Joseph St.Amand (University of Kansas);Jun Huan (University of Kansas)
Mahalanobis distance metric learning becomes an especially challenging problem as the dimension of the feature space p is scaled upwards. The number of parameters to optimize grows with O (p 2 ) complexity, making storage infeasible, interpretability poor, and causing the model to have a high tendency to overfit. Additionally, optimization while maintaining feasibility of the solution becomes prohibitively expensive, requiring a projection onto the positive semi-definite cone after every iteration. In addition to the obvious space and computational challenges, vanilla distance metric learning is unable to model complex and multi-modal trends in the data.

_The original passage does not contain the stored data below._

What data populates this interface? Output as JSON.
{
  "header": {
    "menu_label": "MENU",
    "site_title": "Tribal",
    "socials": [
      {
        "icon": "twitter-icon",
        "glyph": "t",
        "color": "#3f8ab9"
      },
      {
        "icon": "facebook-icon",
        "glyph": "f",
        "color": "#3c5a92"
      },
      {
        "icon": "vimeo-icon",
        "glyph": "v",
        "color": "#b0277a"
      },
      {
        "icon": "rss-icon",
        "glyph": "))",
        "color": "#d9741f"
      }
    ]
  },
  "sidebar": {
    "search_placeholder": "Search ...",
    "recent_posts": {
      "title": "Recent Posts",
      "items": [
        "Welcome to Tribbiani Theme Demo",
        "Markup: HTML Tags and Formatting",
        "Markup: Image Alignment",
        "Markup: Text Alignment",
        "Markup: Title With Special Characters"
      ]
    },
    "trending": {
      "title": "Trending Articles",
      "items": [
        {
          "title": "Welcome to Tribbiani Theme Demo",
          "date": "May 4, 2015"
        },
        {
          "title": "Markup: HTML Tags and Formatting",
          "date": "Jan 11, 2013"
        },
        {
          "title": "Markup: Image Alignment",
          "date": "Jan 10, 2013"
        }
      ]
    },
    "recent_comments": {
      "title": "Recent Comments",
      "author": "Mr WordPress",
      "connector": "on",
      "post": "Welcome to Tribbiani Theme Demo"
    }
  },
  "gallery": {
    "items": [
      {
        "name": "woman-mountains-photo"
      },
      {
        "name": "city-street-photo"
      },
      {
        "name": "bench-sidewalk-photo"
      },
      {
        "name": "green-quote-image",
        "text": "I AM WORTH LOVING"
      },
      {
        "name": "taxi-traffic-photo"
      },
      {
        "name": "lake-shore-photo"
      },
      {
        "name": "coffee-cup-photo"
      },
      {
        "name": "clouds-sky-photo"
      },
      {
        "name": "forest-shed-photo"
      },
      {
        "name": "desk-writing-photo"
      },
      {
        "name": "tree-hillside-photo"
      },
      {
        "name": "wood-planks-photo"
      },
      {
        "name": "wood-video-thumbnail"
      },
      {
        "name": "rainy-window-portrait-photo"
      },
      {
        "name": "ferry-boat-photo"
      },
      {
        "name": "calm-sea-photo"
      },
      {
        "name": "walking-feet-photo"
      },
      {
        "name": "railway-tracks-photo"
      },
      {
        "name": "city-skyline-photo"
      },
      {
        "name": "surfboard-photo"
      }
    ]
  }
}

Inspired by the recent resurgence of Frank-Wolfe style optimization, we propose a new method for sparse compositional local Mahalanobis distance metric learning. Our proposed technique learns a set of distance metrics which are composed of local and global components. We capture local interactions in the feature space, while ensuring that all metrics share a global component, which may act as a regularizer. We optimize our model using an alternating pairwise Frank-Wolfe style algorithm. This serves a dual purpose, we can control the sparsity of our solution, and altogether avoid any expensive projection operations. We conduct an empirical evaluation of our technique on 5 separate datasets and find that in some cases our proposed technique is capable of outperforming current state of the art methods.